Os olhos falaram por ela. Ciente disso, Gina desviou o olhar, depressa.


- Tudo que sinto por Harry e pela sua família não interferirá em meu trabalho.


- Tenho experiência suficiente para reconhecer uma pessoa que fará o que tem de ser feito. - Tiago sentiu uma forte emoção, um misto de pena e empatia. - Mas você não me respondeu. Ama o meu filho?


- Não posso amá-lo. - Dessa vez, sua voz soou fraca e embargada. - Menti para ele desde o início e vou continuar mentindo. Não se pode amar e mentir. Por favor, peço que me dê licença, Alteza.


Tiago a deixou ir. Por um momento, reclinou-se na cadeira e fechou os olhos. Nas próximas horas não poderia fazer mais nada a não ser rezar por ela.


 


O café não era um dos pequenos pontos turísticos de Cordina. Era um bar à beira-mar freqüentado pelas tripulações dos barcos pesqueiros e cargueiros. O interior era espasmódico, com muitas mesas vazias e o cheiro de fumo e bebida. Não tão ruim quanto costumavam ser, Gina pensou, enquanto entrava, mas não era um lugar para uma mulher sozinha freqüentar, a menos que estivesse procurando problemas.

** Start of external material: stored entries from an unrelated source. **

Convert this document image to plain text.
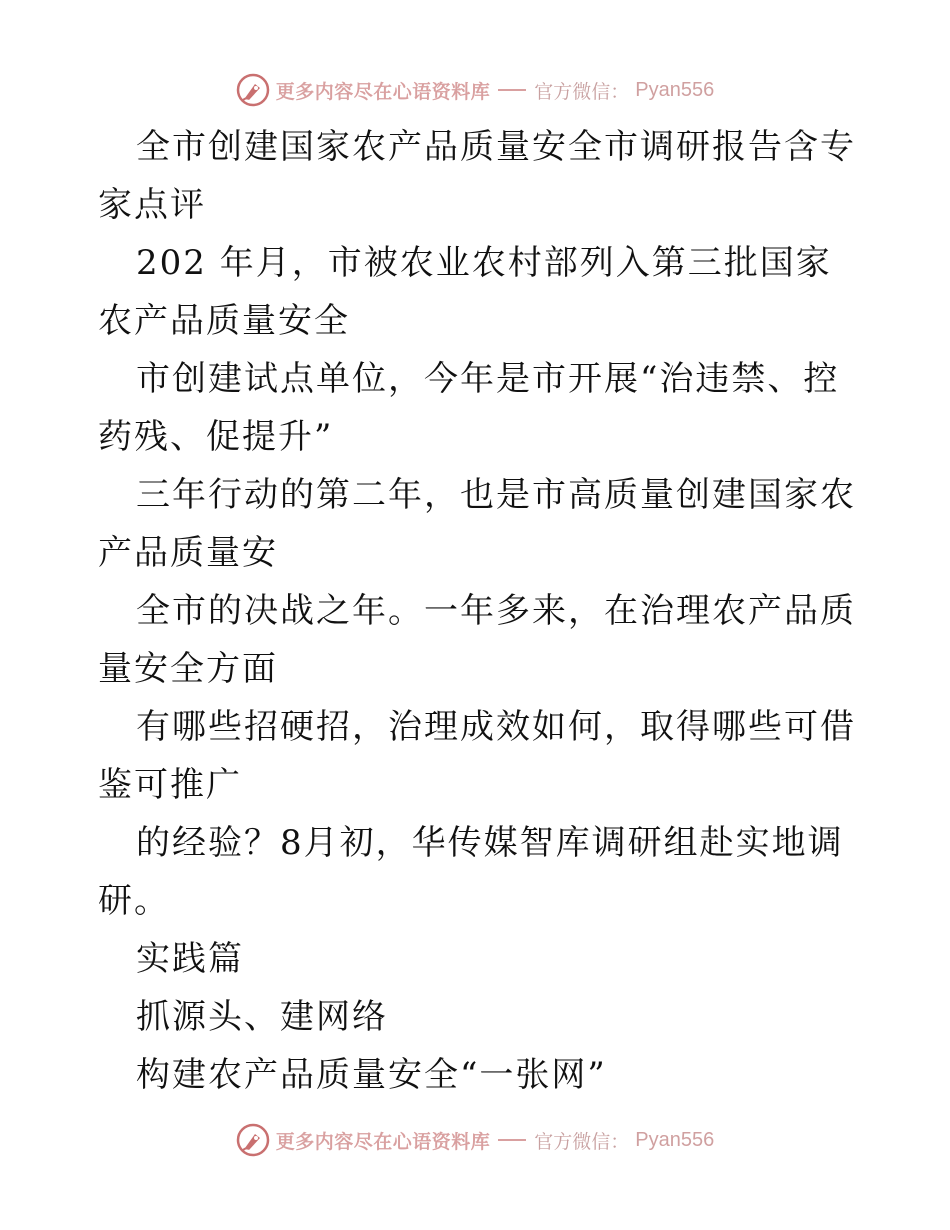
更多内容尽在心语资料库 官方微信： Pyan556

全市创建国家农产品质量安全市调研报告含专家点评

202 年月，市被农业农村部列入第三批国家农产品质量安全

市创建试点单位，今年是市开展“治违禁、控药残、促提升”

三年行动的第二年，也是市高质量创建国家农产品质量安

全市的决战之年。一年多来，在治理农产品质量安全方面

有哪些招硬招，治理成效如何，取得哪些可借鉴可推广

的经验？8月初，华传媒智库调研组赴实地调研。

实践篇

抓源头、建网络

构建农产品质量安全“一张网”

更多内容尽在心语资料库 官方微信： Pyan556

Contudo, não provocou muita agitação quando entrou. Usando suéter cinza e calça comprida folgada, quase se confundia com as paredes. As mulheres que já se encontravam no local eram bem mais interessantes. Se pudesse acabar logo com aquilo, não teria necessidade de desencorajar quaisquer dos freqüentadores.


Gina escolheu um banco no bar e pediu um uísque puro. Quando a bebida foi servida, ela já havia avaliado o salão. Se Rony realmente tivesse plantado dois agentes ali, eram de fato bons. Era raro não conseguir identificá-los.

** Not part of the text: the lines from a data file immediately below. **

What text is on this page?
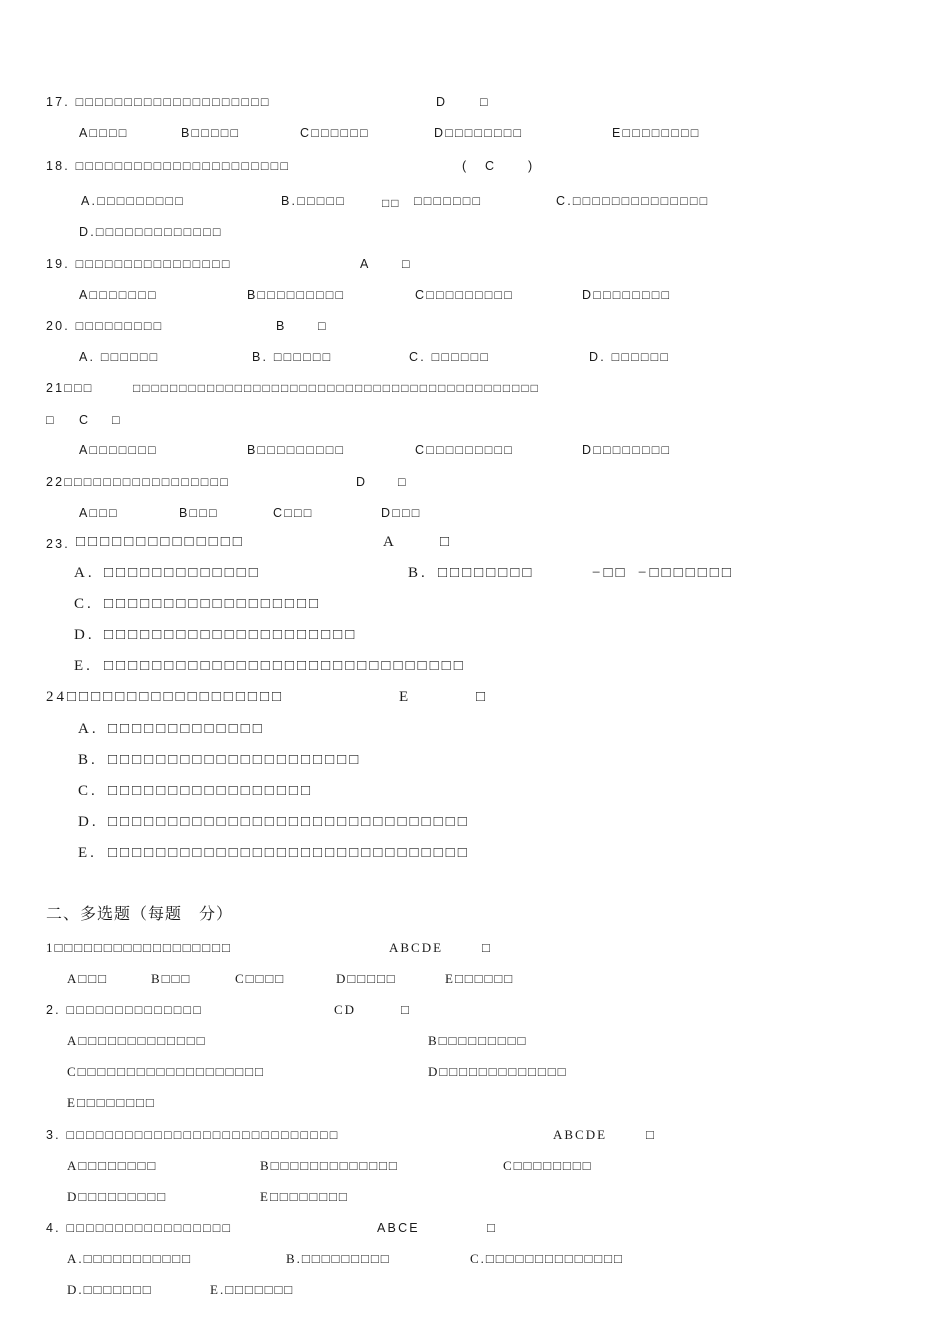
17. □□□□□□□□□□□□□□□□□□□□	D	□
A□□□□	B□□□□□	C□□□□□□	D□□□□□□□□	E□□□□□□□□
18. □□□□□□□□□□□□□□□□□□□□□□	( C	)
A.□□□□□□□□□	B.□□□□□	□□ □□□□□□□	C.□□□□□□□□□□□□□□
D.□□□□□□□□□□□□□
19. □□□□□□□□□□□□□□□□	A	□
A□□□□□□□	B□□□□□□□□□	C□□□□□□□□□	D□□□□□□□□
20. □□□□□□□□□	B	□
A. □□□□□□	B. □□□□□□	C. □□□□□□	D. □□□□□□
21□□□	□□□□□□□□□□□□□□□□□□□□□□□□□□□□□□□□□□□□□□□□□□□□
□ C □
A□□□□□□□	B□□□□□□□□□	C□□□□□□□□□	D□□□□□□□□
22□□□□□□□□□□□□□□□□□	D □
A□□□	B□□□	C□□□	D□□□
23. □□□□□□□□□□□□□□	A	□
A. □□□□□□□□□□□□□	B. □□□□□□□□	−□□ −□□□□□□□
C. □□□□□□□□□□□□□□□□□□
D. □□□□□□□□□□□□□□□□□□□□□
E. □□□□□□□□□□□□□□□□□□□□□□□□□□□□□□
24□□□□□□□□□□□□□□□□□□	E	□
A. □□□□□□□□□□□□□
B. □□□□□□□□□□□□□□□□□□□□□
C. □□□□□□□□□□□□□□□□□
D. □□□□□□□□□□□□□□□□□□□□□□□□□□□□□□
E. □□□□□□□□□□□□□□□□□□□□□□□□□□□□□□
二、多选题（每题　分）
1□□□□□□□□□□□□□□□□□□	ABCDE	□
A□□□	B□□□	C□□□□	D□□□□□	E□□□□□□
2. □□□□□□□□□□□□□□	CD	□
A□□□□□□□□□□□□□	B□□□□□□□□□
C□□□□□□□□□□□□□□□□□□□	D□□□□□□□□□□□□□
E□□□□□□□□
3. □□□□□□□□□□□□□□□□□□□□□□□□□□□□	ABCDE	□
A□□□□□□□□	B□□□□□□□□□□□□□	C□□□□□□□□
D□□□□□□□□□	E□□□□□□□□
4. □□□□□□□□□□□□□□□□□	ABCE	□
A.□□□□□□□□□□□	B.□□□□□□□□□	C.□□□□□□□□□□□□□□
D.□□□□□□□	E.□□□□□□□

Ficou bebendo em silêncio durante dez minutos quando um dos homens se ergueu de uma mesa e caminhou em sua direção. Gina continuou bebendo, enquanto todos os seus músculos enrijeciam. Quando ele falou, o sotaque francês soou inarticulado devido ao uísque.


- É muito triste para uma mulher beber sozinha. - Gina relaxou apenas o suficiente para se sentir incomodada. Então, lançou mão do afetado tom britânico.


- É mais triste ainda para uma mulher não poder permanecer sozinha quando quer.


- Uma mulher tão comum não deveria ser tão exigente. - murmurou o homem, mas se afastou. Gina quase sorriu, então outro homem entrou no café.


Trajava roupas de marinheiro, com o quepe puxado para baixo. A face era bronzeada e magra. Dessa vez, ela ficou tensa porque tinha certeza.


Todavia, ergueu o copo, tentando parecer à vontade, enquanto o sujeito caminhava para o banco ao seu lado.


- Pode me dizer as horas, mademoiselle?


- Sim, faltam 15 minutos para a meia-noite.


- Obrigado. - Ele sinalizou pedindo uma bebida. Outro minuto se passou até que o homem voltou a falar. - Il fait chaud ce soir.


- Oui, un peu.


Os dois se calaram. Atrás deles um grupo começou a cantar, desafinado, uma canção em francês. O vinho fluía livremente e a noite estava começando para eles. O homem terminou sua bebida e deixou o bar. Gina aguardou apenas alguns instantes, então, levantou-se e o seguiu.


Ele a aguardava na extremidade das docas. O local era pouco iluminado, de forma que a silhueta masculina parecia mais uma sombra do que um homem. Gina caminhou em sua direção, sabendo que aquilo poderia ser seu começo ou seu fim.


- Você tem a informação. - Ele falou em inglês novamente. Um tom insípido e sem sotaque, da mesma maneira como falara em francês. Deboque escolheu bem, ela pensou, e apenas assentiu com a cabeça.


- Nós vamos de barco. - O sujeito indicou o pequeno barco a motor.


Gina sabia que não tinha escolha. Poderia recusar ou ir em frente. Embora soubesse que não teria como voltar, no mar, jamais consideraria a primeira opção. Deboque era o destino.


Era a linha de fundo.


Sem hesitar, entrou no barco e sentou-se na popa. Em silêncio, o contato acomodou-se a seu lado, desamarrou a corda e ligou o motor. O barulho parecia um trovão no mar aberto.


Gina respirou fundo. Estava a caminho.